1枚の写真を現像するための資料を集めておく

北横岳

3DCGなどを制作する方にはわりと当たり前のことかも知れませんが、今回は1枚の写真を現像するためにそのロケーションで資料となる写真も集めておこうという話です。

構図といった要素の他に画面を構成する岩や木々など、どんな要素があり、それぞれがどのような表情をしているかを知っておくことは写真を仕上げていく上で重要なポイントです。

画角内に含まれるテクスチャを確認する

写真を構成するテクスチャ

さて、冒頭の写真はどのような要素で構成されているでしょうか?

ざっくりと分けると手前の溶岩、ハイマツやその奥の針葉樹といった植物、その先の空といったところです。しかしよく見てみると岩の中にもごつごつした箇所とスパッとエッジのたった箇所があったり、植物も場所によって生えている木が違ったりしています。私はそれらのテクスチャの違いを確認するために周辺の状況も撮影しておくことがあります。RAW現像のための取材ということですね。

素材写真を撮影しておく

これらが実際に集めておいた素材の写真です。縞枯はどんな植生なのか、ハイマツはどんな形状をしているのか、溶岩の表情や質感はどうなっているのかということを詳細に確認することができます。

なぜ素材写真を撮影しておくのか

RAW現像して仕上げると決めた1枚にもそれらは写っているのになぜわざわざ別に撮影しておくのかといえば、記憶は薄れるからです。撮影してきた写真を記憶が鮮明な内に現像することばかりではありませんし、仮に記憶が鮮明な間に現像するとしても詳細な記録があるとそれぞれの素材の「らしさ」を捉えやすくなります。

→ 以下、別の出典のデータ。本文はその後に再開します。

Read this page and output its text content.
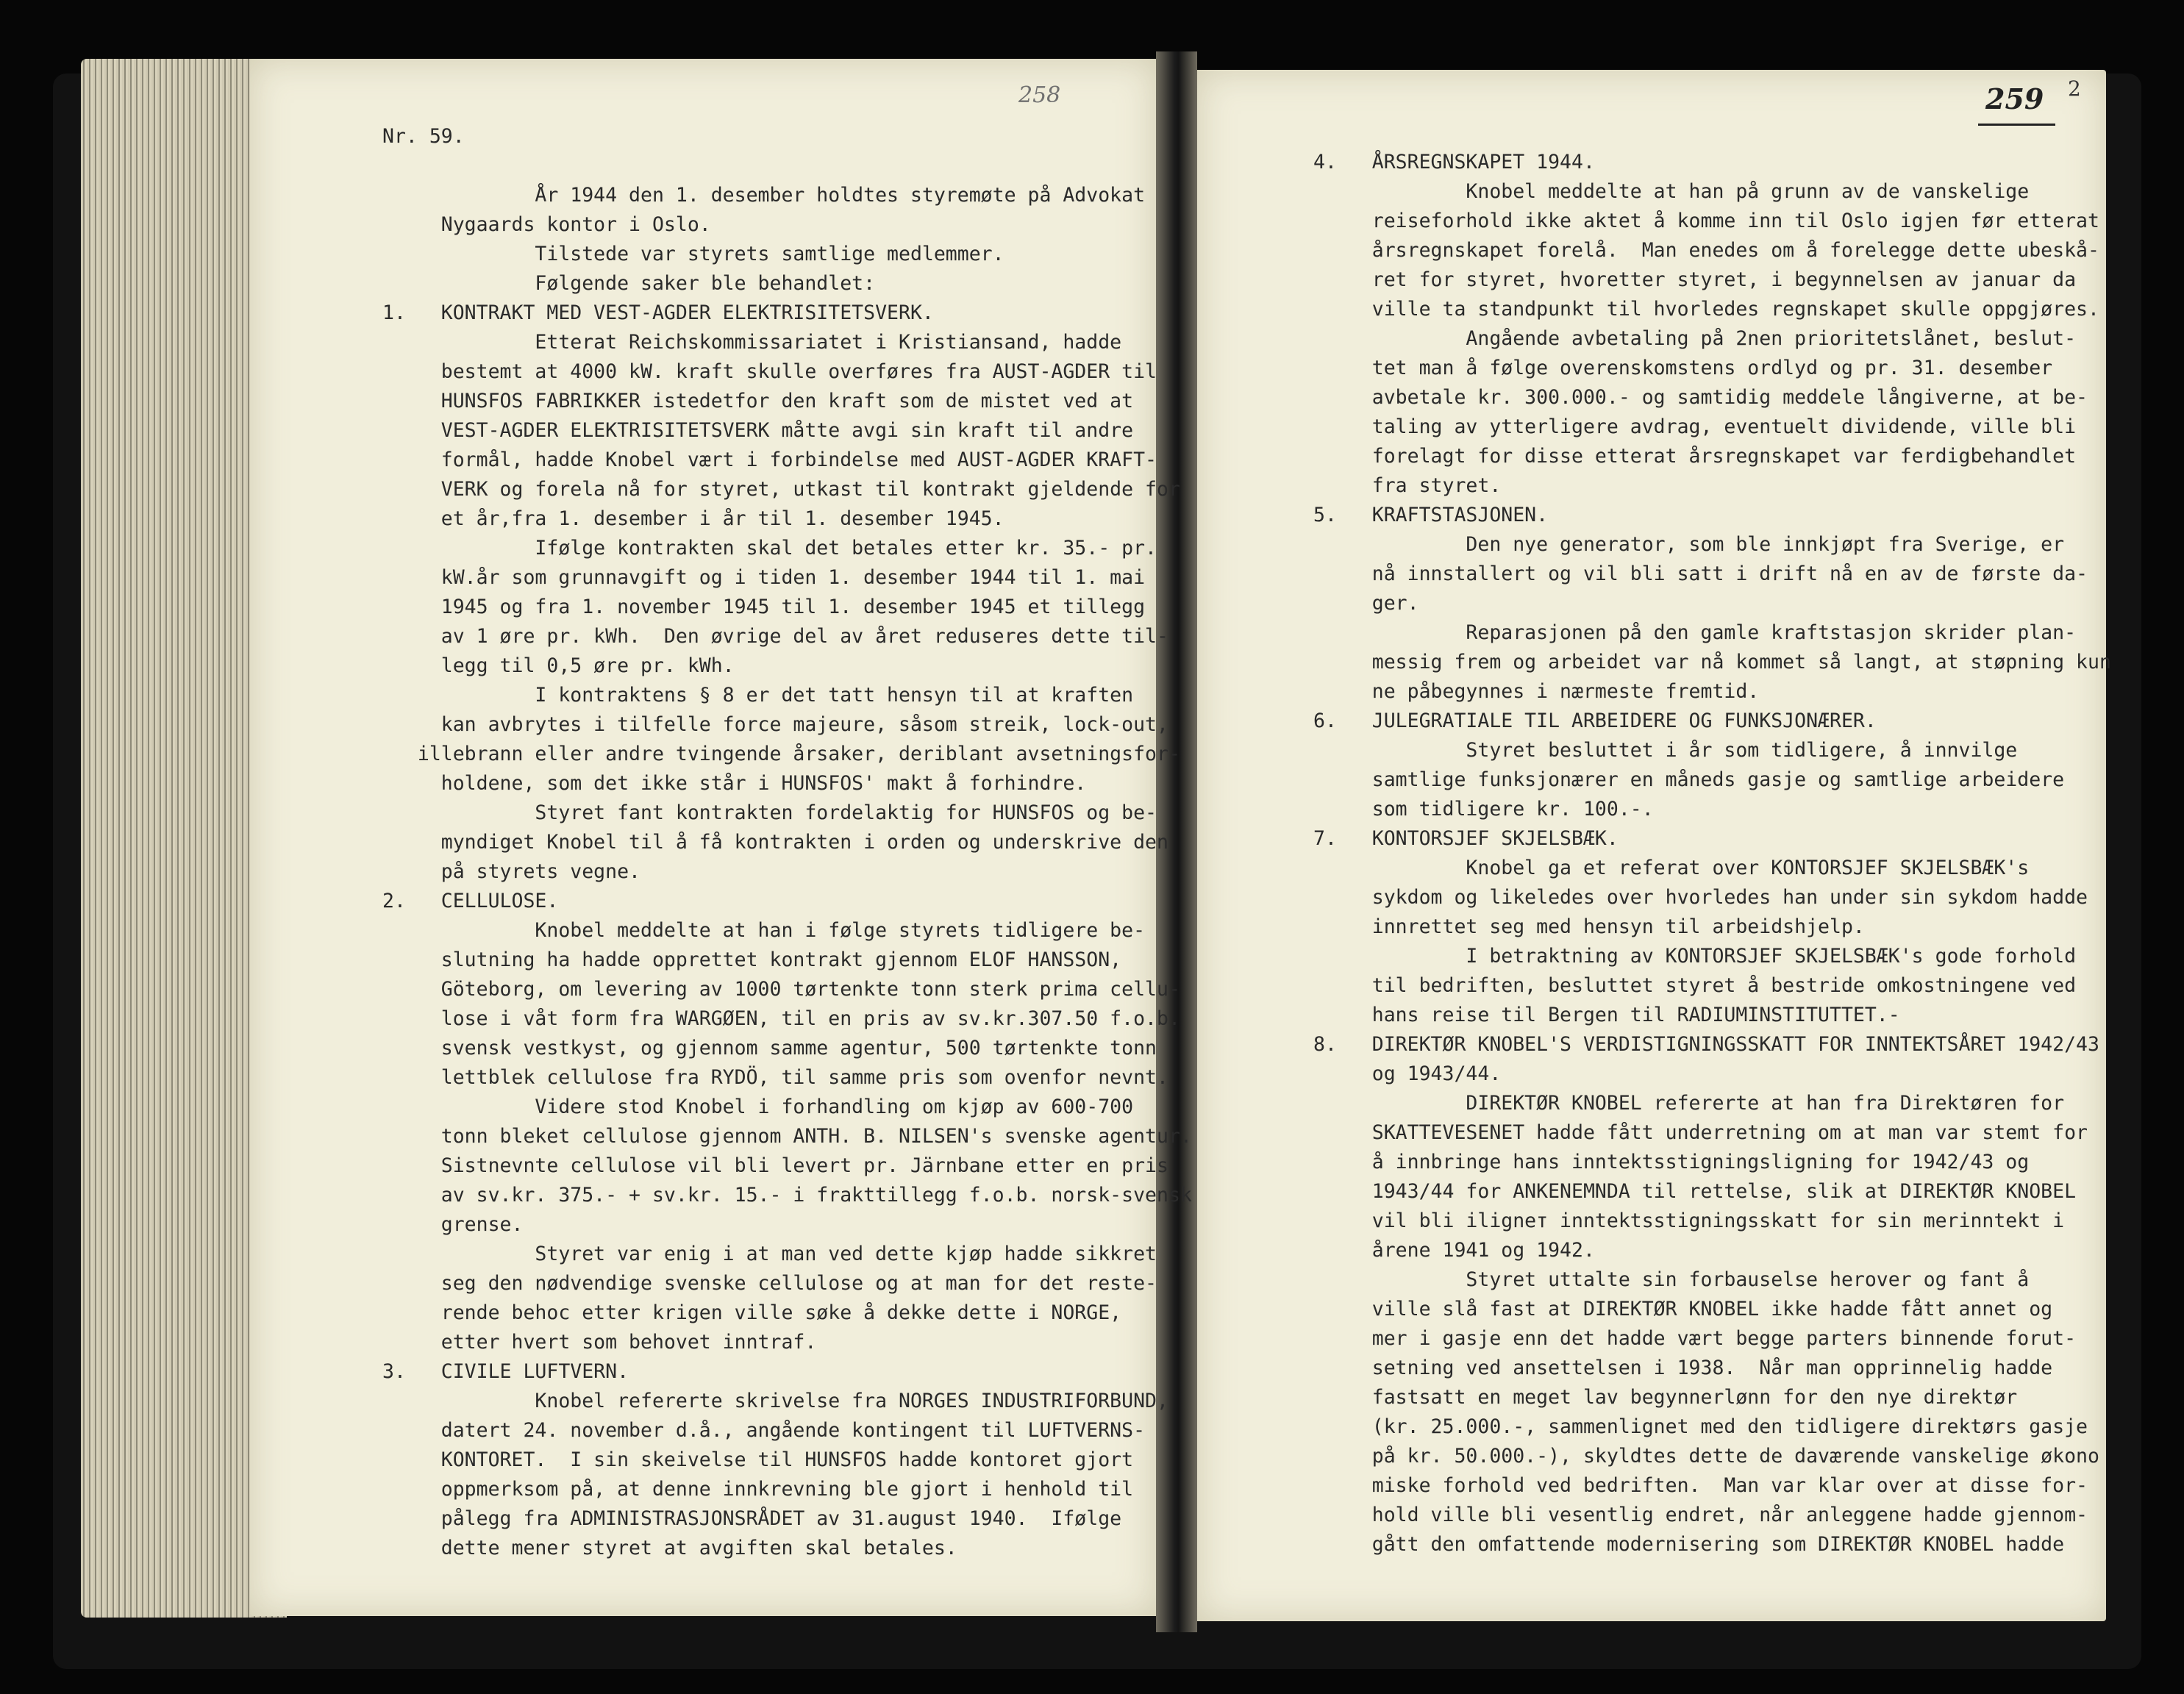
258	259 2
Nr. 59.

År 1944 den 1. desember holdtes styremøte på Advokat
Nygaards kontor i Oslo.
Tilstede var styrets samtlige medlemmer.
Følgende saker ble behandlet:
1.   KONTRAKT MED VEST-AGDER ELEKTRISITETSVERK.
Etterat Reichskommissariatet i Kristiansand, hadde
bestemt at 4000 kW. kraft skulle overføres fra AUST-AGDER til
HUNSFOS FABRIKKER istedetfor den kraft som de mistet ved at
VEST-AGDER ELEKTRISITETSVERK måtte avgi sin kraft til andre
formål, hadde Knobel vært i forbindelse med AUST-AGDER KRAFT-
VERK og forela nå for styret, utkast til kontrakt gjeldende for
et år,fra 1. desember i år til 1. desember 1945.
Ifølge kontrakten skal det betales etter kr. 35.- pr.
kW.år som grunnavgift og i tiden 1. desember 1944 til 1. mai
1945 og fra 1. november 1945 til 1. desember 1945 et tillegg
av 1 øre pr. kWh.  Den øvrige del av året reduseres dette til-
legg til 0,5 øre pr. kWh.
I kontraktens § 8 er det tatt hensyn til at kraften
kan avbrytes i tilfelle force majeure, såsom streik, lock-out,
illebrann eller andre tvingende årsaker, deriblant avsetningsfor-
holdene, som det ikke står i HUNSFOS' makt å forhindre.
Styret fant kontrakten fordelaktig for HUNSFOS og be-
myndiget Knobel til å få kontrakten i orden og underskrive den
på styrets vegne.
2.   CELLULOSE.
Knobel meddelte at han i følge styrets tidligere be-
slutning ha hadde opprettet kontrakt gjennom ELOF HANSSON,
Göteborg, om levering av 1000 tørtenkte tonn sterk prima cellu-
lose i våt form fra WARGØEN, til en pris av sv.kr.307.50 f.o.b.
svensk vestkyst, og gjennom samme agentur, 500 tørtenkte tonn
lettblek cellulose fra RYDÖ, til samme pris som ovenfor nevnt.
Videre stod Knobel i forhandling om kjøp av 600-700
tonn bleket cellulose gjennom ANTH. B. NILSEN's svenske agentur.
Sistnevnte cellulose vil bli levert pr. Järnbane etter en pris
av sv.kr. 375.- + sv.kr. 15.- i frakttillegg f.o.b. norsk-svensk
grense.
Styret var enig i at man ved dette kjøp hadde sikkret
seg den nødvendige svenske cellulose og at man for det reste-
rende behoc etter krigen ville søke å dekke dette i NORGE,
etter hvert som behovet inntraf.
3.   CIVILE LUFTVERN.
Knobel refererte skrivelse fra NORGES INDUSTRIFORBUND,
datert 24. november d.å., angående kontingent til LUFTVERNS-
KONTORET.  I sin skeivelse til HUNSFOS hadde kontoret gjort
oppmerksom på, at denne innkrevning ble gjort i henhold til
pålegg fra ADMINISTRASJONSRÅDET av 31.august 1940.  Ifølge
dette mener styret at avgiften skal betales.
4.   ÅRSREGNSKAPET 1944.
Knobel meddelte at han på grunn av de vanskelige
reiseforhold ikke aktet å komme inn til Oslo igjen før etterat
årsregnskapet forelå.  Man enedes om å forelegge dette ubeskå-
ret for styret, hvoretter styret, i begynnelsen av januar da
ville ta standpunkt til hvorledes regnskapet skulle oppgjøres.
Angående avbetaling på 2nen prioritetslånet, beslut-
tet man å følge overenskomstens ordlyd og pr. 31. desember
avbetale kr. 300.000.- og samtidig meddele långiverne, at be-
taling av ytterligere avdrag, eventuelt dividende, ville bli
forelagt for disse etterat årsregnskapet var ferdigbehandlet
fra styret.
5.   KRAFTSTASJONEN.
Den nye generator, som ble innkjøpt fra Sverige, er
nå innstallert og vil bli satt i drift nå en av de første da-
ger.
Reparasjonen på den gamle kraftstasjon skrider plan-
messig frem og arbeidet var nå kommet så langt, at støpning kun
ne påbegynnes i nærmeste fremtid.
6.   JULEGRATIALE TIL ARBEIDERE OG FUNKSJONÆRER.
Styret besluttet i år som tidligere, å innvilge
samtlige funksjonærer en måneds gasje og samtlige arbeidere
som tidligere kr. 100.-.
7.   KONTORSJEF SKJELSBÆK.
Knobel ga et referat over KONTORSJEF SKJELSBÆK's
sykdom og likeledes over hvorledes han under sin sykdom hadde
innrettet seg med hensyn til arbeidshjelp.
I betraktning av KONTORSJEF SKJELSBÆK's gode forhold
til bedriften, besluttet styret å bestride omkostningene ved
hans reise til Bergen til RADIUMINSTITUTTET.-
8.   DIREKTØR KNOBEL'S VERDISTIGNINGSSKATT FOR INNTEKTSÅRET 1942/43
og 1943/44.
DIREKTØR KNOBEL refererte at han fra Direktøren for
SKATTEVESENET hadde fått underretning om at man var stemt for
å innbringe hans inntektsstigningsligning for 1942/43 og
1943/44 for ANKENEMNDA til rettelse, slik at DIREKTØR KNOBEL
vil bli iligneт inntektsstigningsskatt for sin merinntekt i
årene 1941 og 1942.
Styret uttalte sin forbauselse herover og fant å
ville slå fast at DIREKTØR KNOBEL ikke hadde fått annet og
mer i gasje enn det hadde vært begge parters binnende forut-
setning ved ansettelsen i 1938.  Når man opprinnelig hadde
fastsatt en meget lav begynnerlønn for den nye direktør
(kr. 25.000.-, sammenlignet med den tidligere direktørs gasje
på kr. 50.000.-), skyldtes dette de daværende vanskelige økono
miske forhold ved bedriften.  Man var klar over at disse for-
hold ville bli vesentlig endret, når anleggene hadde gjennom-
gått den omfattende modernisering som DIREKTØR KNOBEL hadde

例えば溶岩にはごつごつとした箇所もあれば割れてエッジがたった断面もあります。それらのテクスチャを別の角度や詳細を確認することでディテールをレタッチする際にどのような処理をするとそのものらしさが引き出せるかといったことを掴む糸口になるのです。

なにより、その画面を構成するひとつひとつの観察を通してその場所らしさを考えることもできますし、単にドラマチックな写真であるという以上に画面に説得力を持たせる大きな手助けになります。現像・フレーミングに迷ってしまうという場合は足下や周辺の観察をしてみるとヒントになるかも知れません。